NOUVEAU DÉMÉNAGEMENT
Étonnamment, la comédienne n’écarte pas l’idée de vendre cette propriété dans un avenir assez rapproché. «Ce n’est pas une maison qu’on a véritablement choisie. Le but était de rester dans le même quartier pour l’école de ma fille. On a vu dernièrement une maison qui nous plaisait dans le secteur, mais notre offre n’a pas été acceptée en raison de la frénésie immobilière actuelle. On va être patients.» 

Les derniers mois ont au moins permis à Brigitte de passer beaucoup plus de temps avec sa fille. «J’en ai vraiment profité. On est toujours ensemble. D’ailleurs, j’ai envie de garder ça lorsque le théâtre va recommencer. Elle venait déjà régulièrement avec nous en tournée, mais j’ai envie que ça se prolonge encore plus à l’avenir.»      

UNE ASSISTANTE PERSONNELLE
Depuis plusieurs années, Brigitte et son conjoint, Mario Provencher, se paient un luxe dont ils ne pourraient plus se passer: avoir une assistante personnelle. «Elle est là pour nous, mais aussi pour Agathe. Quand on est absents ou très occupés, Julie est toujours présente. Agathe a toujours quelqu’un à qui se référer en cas de besoin, ce qui fait qu’elle ne hait pas notre métier.» 
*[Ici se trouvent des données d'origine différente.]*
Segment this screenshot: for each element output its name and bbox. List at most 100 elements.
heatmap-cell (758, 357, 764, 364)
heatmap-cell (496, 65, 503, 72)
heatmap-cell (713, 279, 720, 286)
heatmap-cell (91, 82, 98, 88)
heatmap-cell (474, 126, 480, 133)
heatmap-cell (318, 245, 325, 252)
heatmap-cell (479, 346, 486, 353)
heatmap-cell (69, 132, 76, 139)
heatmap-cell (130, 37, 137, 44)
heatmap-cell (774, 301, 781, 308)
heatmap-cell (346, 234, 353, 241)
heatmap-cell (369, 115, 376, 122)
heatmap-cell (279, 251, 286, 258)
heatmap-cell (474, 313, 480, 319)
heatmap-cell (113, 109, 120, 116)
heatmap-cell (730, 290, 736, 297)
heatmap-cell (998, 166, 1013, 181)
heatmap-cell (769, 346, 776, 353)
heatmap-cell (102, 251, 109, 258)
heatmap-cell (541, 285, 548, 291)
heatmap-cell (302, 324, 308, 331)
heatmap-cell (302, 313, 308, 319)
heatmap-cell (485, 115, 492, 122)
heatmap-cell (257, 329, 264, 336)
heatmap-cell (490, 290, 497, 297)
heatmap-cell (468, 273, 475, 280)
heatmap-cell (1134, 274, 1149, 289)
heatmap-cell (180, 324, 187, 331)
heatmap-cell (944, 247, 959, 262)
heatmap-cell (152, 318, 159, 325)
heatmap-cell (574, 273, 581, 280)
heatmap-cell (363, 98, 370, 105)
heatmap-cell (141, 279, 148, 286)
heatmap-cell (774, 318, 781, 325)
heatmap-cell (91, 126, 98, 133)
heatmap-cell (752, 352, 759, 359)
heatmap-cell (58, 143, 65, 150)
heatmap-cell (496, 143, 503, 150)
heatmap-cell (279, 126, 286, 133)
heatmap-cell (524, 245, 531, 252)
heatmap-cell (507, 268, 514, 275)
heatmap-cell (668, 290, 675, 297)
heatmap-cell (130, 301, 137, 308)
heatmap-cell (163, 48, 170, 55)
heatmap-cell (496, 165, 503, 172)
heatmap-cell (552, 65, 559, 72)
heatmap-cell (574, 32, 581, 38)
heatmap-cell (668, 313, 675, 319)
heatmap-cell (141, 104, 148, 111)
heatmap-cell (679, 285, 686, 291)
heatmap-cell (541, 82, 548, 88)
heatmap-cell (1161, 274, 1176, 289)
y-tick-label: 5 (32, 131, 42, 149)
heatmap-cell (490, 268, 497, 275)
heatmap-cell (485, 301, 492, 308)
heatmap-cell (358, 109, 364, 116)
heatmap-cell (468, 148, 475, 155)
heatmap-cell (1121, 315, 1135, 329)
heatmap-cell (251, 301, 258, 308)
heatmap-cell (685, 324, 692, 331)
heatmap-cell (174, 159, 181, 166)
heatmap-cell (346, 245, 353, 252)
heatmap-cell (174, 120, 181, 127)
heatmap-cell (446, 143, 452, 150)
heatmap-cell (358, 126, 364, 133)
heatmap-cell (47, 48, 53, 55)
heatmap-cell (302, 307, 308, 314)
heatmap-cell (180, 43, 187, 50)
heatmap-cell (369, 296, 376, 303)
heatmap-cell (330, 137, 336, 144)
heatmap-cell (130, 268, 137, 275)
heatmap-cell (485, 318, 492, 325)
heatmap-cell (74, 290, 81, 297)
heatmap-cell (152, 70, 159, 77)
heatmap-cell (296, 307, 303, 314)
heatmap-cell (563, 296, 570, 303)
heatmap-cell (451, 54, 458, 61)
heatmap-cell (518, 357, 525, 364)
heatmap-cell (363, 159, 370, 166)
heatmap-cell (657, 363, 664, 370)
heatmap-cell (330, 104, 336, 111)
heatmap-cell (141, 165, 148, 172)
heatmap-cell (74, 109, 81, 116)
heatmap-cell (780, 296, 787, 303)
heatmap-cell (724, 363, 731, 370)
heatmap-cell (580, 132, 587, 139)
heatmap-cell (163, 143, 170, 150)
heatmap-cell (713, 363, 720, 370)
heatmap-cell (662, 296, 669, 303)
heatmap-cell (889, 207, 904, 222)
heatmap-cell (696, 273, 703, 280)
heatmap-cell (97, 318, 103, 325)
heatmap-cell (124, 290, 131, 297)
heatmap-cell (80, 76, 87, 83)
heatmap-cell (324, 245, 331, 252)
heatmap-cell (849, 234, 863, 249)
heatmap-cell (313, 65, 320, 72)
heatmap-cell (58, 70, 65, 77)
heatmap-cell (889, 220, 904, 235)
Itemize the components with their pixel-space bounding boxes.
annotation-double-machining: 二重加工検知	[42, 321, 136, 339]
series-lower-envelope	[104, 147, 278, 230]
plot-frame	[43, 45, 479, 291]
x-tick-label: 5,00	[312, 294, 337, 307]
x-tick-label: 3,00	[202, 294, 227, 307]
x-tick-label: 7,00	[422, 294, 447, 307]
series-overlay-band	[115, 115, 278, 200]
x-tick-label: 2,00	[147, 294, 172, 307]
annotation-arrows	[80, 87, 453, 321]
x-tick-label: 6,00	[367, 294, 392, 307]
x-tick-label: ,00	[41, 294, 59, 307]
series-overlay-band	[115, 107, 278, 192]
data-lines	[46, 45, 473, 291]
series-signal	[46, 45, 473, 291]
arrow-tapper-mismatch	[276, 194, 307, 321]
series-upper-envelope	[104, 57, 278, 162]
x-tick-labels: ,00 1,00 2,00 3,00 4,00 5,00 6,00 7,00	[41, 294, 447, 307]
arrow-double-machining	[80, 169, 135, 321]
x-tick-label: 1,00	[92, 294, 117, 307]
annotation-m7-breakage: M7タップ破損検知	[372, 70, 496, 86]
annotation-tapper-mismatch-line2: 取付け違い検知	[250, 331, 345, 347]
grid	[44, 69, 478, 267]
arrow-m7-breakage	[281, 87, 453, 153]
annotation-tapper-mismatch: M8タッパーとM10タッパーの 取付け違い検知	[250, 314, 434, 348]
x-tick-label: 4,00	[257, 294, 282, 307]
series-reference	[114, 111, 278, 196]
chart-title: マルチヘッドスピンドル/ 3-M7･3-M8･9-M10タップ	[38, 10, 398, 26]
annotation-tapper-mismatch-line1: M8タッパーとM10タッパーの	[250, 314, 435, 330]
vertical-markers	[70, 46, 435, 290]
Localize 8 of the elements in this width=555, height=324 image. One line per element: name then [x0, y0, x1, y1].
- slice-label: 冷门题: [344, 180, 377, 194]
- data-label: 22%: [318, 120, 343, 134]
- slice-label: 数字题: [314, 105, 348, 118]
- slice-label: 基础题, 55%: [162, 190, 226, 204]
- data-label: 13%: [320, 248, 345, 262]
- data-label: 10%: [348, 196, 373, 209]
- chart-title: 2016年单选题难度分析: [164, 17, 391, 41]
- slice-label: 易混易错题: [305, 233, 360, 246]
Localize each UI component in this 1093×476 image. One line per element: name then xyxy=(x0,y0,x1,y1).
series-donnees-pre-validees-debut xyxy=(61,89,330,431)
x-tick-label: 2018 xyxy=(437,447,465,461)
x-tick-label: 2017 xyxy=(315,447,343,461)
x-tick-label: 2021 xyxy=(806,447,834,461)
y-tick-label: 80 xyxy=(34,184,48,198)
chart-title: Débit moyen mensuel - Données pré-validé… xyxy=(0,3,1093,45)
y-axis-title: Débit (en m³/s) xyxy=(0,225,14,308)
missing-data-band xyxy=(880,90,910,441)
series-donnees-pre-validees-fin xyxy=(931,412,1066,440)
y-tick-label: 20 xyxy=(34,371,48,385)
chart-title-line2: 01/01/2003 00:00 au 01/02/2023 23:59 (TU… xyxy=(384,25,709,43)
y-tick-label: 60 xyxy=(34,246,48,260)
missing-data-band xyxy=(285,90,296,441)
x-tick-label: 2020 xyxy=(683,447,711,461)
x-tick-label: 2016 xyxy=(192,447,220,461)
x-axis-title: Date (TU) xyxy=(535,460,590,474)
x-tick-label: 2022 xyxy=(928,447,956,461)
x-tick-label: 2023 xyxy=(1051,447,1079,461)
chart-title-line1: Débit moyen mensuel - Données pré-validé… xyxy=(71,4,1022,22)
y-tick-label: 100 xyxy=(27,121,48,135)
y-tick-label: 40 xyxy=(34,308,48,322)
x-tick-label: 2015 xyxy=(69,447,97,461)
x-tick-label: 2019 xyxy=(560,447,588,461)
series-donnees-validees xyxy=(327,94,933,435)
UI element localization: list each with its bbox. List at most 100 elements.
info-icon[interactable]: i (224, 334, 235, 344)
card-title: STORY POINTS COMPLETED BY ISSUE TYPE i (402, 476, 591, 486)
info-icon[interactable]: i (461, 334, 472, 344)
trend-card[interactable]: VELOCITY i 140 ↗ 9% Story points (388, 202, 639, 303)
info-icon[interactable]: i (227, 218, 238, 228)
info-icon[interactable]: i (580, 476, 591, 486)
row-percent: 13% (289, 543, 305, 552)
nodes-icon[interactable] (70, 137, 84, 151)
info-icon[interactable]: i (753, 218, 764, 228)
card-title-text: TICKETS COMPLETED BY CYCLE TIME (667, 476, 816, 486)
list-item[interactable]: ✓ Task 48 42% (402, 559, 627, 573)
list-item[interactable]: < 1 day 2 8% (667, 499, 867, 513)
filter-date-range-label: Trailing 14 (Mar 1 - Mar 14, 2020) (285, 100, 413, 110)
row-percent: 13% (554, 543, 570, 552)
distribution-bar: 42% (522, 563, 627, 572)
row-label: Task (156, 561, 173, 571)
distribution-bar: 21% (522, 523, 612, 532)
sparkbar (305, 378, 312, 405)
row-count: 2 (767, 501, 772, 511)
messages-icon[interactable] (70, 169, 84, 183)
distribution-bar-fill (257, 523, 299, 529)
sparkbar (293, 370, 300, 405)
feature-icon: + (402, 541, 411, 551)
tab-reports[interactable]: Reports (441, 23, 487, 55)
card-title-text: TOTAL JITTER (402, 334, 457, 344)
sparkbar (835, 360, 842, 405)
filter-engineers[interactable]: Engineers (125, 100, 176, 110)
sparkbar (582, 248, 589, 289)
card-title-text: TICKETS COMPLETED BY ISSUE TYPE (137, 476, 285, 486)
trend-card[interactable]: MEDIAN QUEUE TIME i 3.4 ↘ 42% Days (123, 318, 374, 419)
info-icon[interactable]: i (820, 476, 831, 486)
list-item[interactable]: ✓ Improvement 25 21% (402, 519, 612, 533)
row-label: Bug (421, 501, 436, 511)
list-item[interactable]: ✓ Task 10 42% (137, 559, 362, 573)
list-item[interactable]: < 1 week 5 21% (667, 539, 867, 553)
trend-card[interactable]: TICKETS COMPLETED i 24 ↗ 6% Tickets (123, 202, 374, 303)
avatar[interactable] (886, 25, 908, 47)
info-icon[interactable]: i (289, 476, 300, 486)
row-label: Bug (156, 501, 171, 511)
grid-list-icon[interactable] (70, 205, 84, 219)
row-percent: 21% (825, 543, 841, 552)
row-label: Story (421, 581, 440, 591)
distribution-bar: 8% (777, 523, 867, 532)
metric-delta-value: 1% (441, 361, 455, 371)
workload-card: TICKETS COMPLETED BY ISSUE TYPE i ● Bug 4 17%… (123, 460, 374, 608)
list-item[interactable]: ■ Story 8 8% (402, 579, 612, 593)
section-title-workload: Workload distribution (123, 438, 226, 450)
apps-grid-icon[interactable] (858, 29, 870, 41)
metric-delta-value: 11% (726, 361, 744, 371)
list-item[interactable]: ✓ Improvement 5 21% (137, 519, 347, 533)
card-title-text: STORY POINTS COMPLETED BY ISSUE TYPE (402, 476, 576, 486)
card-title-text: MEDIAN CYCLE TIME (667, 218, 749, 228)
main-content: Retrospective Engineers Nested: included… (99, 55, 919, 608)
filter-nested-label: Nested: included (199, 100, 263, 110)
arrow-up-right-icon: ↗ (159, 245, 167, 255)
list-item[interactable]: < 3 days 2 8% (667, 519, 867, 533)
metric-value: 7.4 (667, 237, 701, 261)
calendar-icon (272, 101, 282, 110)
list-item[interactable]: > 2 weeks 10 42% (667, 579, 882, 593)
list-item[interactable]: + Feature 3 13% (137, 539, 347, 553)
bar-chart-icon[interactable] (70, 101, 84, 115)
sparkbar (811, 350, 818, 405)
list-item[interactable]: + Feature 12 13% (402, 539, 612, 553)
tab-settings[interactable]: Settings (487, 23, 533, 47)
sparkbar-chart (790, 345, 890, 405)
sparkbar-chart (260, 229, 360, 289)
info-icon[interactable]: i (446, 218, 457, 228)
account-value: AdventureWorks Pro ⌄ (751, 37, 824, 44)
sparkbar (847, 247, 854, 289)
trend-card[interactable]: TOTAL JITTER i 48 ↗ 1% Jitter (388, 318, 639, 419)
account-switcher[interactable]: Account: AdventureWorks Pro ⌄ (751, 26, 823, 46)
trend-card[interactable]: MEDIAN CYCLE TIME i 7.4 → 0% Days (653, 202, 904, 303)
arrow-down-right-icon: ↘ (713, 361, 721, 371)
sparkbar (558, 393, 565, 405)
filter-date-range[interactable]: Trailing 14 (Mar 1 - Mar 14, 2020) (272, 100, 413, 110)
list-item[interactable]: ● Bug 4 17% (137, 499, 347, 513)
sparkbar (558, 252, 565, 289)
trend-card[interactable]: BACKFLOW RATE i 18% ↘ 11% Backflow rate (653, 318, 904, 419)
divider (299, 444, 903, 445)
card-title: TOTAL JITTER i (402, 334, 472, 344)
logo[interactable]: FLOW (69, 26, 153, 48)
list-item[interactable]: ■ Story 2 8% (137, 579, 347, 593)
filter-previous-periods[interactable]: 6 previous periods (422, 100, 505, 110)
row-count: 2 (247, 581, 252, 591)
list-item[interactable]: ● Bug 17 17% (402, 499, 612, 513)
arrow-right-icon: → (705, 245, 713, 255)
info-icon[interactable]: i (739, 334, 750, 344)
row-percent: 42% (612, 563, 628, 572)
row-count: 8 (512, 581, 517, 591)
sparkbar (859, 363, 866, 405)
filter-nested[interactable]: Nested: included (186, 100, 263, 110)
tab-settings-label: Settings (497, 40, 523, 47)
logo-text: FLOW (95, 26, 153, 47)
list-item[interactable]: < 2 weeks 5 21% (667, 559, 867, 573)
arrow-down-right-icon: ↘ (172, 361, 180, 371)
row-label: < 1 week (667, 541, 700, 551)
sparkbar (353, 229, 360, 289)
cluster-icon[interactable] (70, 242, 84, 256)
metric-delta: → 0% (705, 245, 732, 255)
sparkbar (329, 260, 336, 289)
Agathe, qui vient d’avoir sept ans, a terminé récemment sa deuxième année du primaire. «Elle a de super bonnes amies. Elle était toujours contente d’aller à l’école. Elle est très sociable, elle est bonne avec les autres, elle sait se faire des amies. Elle est même meilleure que moi à son âge. Elle veut aussi réussir, elle est travaillante. C’est pas mal juste du beau.»

NOUVELLE PASSION POUR L'ÉCRITURE
Même si elle écrit depuis longtemps, Brigitte Lafleur se concentre beaucoup plus sur cette activité depuis le début de la pandémie. «J’écris depuis longtemps avec mon amie Marie-Eve Soulard-La Ferrière, mais on s’est dit qu’on allait s’y mettre plus sérieusement.» Les deux femmes ont développé une idée de série qui a été retenue par une productrice. «On travaille avec un plaisir incroyable. On est vraiment dans le développement de la série, et j’espère que ça ira jusqu’à la concrétisation du projet. Je ne peux pas vraiment en dire plus, sinon que la série a un rapport avec une secte. Ça part de quelque chose qu’elle et moi avons vécu il y a une vingtaine d’années.» 

Absorbée par ce projet, Brigitte a un peu délaissé la peinture de chevaux pour le moment. «Je n’avais plus de temps pour en faire, mais je dois m’y remettre parce que j’ai des commandes que j’avais repoussées et que je vais devoir livrer. Je ne veux pas abandonner ma carrière dans la peinture.»       

Cet automne, la quatrième saison de Discussions avec mes parents sera diffusée à Radio-Canada, tandis que la série Piégés sera présentée à addikTV.
Le film
Le purgatoire des intimes devrait sortir à l’été 2022.